Fentanyl patch forgeries fooling Ontario’s pharmacists


Fake fentanyl patches have become a lucrative business in Ontario as addicts and dealers find ways to fool pharmacists into handing over the highly toxic drug that sells for big bucks on the streets.


Illegal sales of the dangerous opioid became so problematic, the provincial government last fall mandated  a policy that prevents pharmacists from refilling fentanyl patch prescriptions, unless patients return their used ones.

But dealers have learned how to skirt around the new program by making increasingly convincing replicas of used patches, which they use to get refills. Each patch can sell anywhere between $500 and $700. 

As police services around Ontario encounter the phony replacements, they often turn to Det. Brad Reaume in North Bay, where the patch-for-patch program took off well before provincial legislation made the program mandatory.

That city’s police force has become the go-to experts on fake fentanyl distribution.

“The first generation of counterfeit fentanyl patches were very sloppy. They were getting detected almost immediately by pharmacy staff,” Reaume said.

Fentanyl Heroin

Police are warning the public that manipulating a fentanyl patch in any way, or injecting or smoking the substance can be deadly. Fentanyl is an opioid-based drug and is roughly 100 times stronger than the painkiller morphine. (Tom Gannam/Associated Press)

But the quality has become much more sophisticated and prescription drug dispensers are increasingly reporting the forgeries, putting the issue square on the doorstep of the Ontario College of Pharmacists. The situation is alarming, particularly because of the opioid crisis sweeping the province and the country, a college spokeswoman explained in a statement.

“We are aware there have been issues with fake fentanyl patches showing up at pharmacies and we are very concerned about this issue and the diversion of opioids,” wrote Charlotte Burchett.

Lucrative patch business

Someone holding a prescription for fentanyl patches can fetch between $4,000 and $5,000 a month, if they peddle their entire supply. In order to do that, they need to skirt the patch-for-patch program, which finds its roots in Ottawa and later blossomed in North Bay.
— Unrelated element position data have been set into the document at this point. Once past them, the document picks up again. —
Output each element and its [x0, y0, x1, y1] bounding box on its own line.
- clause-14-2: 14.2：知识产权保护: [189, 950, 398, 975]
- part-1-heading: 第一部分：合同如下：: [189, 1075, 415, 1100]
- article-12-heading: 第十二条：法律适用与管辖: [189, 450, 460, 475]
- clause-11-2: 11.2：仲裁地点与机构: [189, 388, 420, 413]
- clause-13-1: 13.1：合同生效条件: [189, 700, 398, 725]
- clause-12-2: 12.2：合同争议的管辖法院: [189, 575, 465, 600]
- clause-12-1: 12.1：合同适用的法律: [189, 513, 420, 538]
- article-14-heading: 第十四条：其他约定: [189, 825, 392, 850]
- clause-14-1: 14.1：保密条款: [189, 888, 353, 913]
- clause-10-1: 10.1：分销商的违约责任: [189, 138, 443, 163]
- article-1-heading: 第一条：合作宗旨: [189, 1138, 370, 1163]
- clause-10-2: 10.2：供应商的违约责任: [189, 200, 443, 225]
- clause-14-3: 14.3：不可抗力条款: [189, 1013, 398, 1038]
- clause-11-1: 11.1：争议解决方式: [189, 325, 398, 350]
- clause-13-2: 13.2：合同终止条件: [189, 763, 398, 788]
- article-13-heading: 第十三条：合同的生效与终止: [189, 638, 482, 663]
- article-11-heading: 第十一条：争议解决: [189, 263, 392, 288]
“It’s ruining human lives. It’s ruining families,” Reaume said of the fentanyl addiction. “It destroys communities.”

Reports of patch forgeries have trickled into the southern-most reaches of the province in recent months, showing up at store counters in Windsor. The arrival has prompted police to work with pharmacists and teach them how to spot the fakes.

“It’s something we want to stay ahead of and it’s going to take a lot of vigilance on behalf of pharmacists,” said Windsor police spokesperson Sgt. Steve Betteridge.

Without knowing what to look for, the phony patches can fool just about anyone, according to Dr. Tony Hammer, an addiction specialist with the Erie St. Clair Local Health Integration Network, which oversees health spending for the southernmost portion of Ontario.

Dr. Tony Hammer

Dr. Tony Hammer compares fake fentanyl patches to authentic ones. (Dan Taekema/CBC)

“It would be very easy indeed for a pharmacist, even a conscientious one, to take a look and go: ‘Yep, looks alright to me,'” Hammer told CBC News.

It didn’t take long for the forgeries to hit the market, even in North Bay. Shortly after police adopted the return policy for all pharmacies, the phonies — although crude in their early design — started showing up.

But the quality improved rather quickly. Police busted a one-man patch production operation that sold counterfeits for $200. Even at that price, the patches remain attractive to anyone who can dupe a pharmacist and sell their real patches for much more. 

Some of the subtle signs of the counterfeits include a slightly blurry font and a small difference in the curves of the patch corners. Hammer suggests counterfeiters could be using a credit card to model the corners, which are slightly sharper than the mould used for patches.

“Any pharmacist who doesn’t carefully look at them, match them up and take measures to detect fake patches is — in my opinion — not meeting the standard of care,” he said.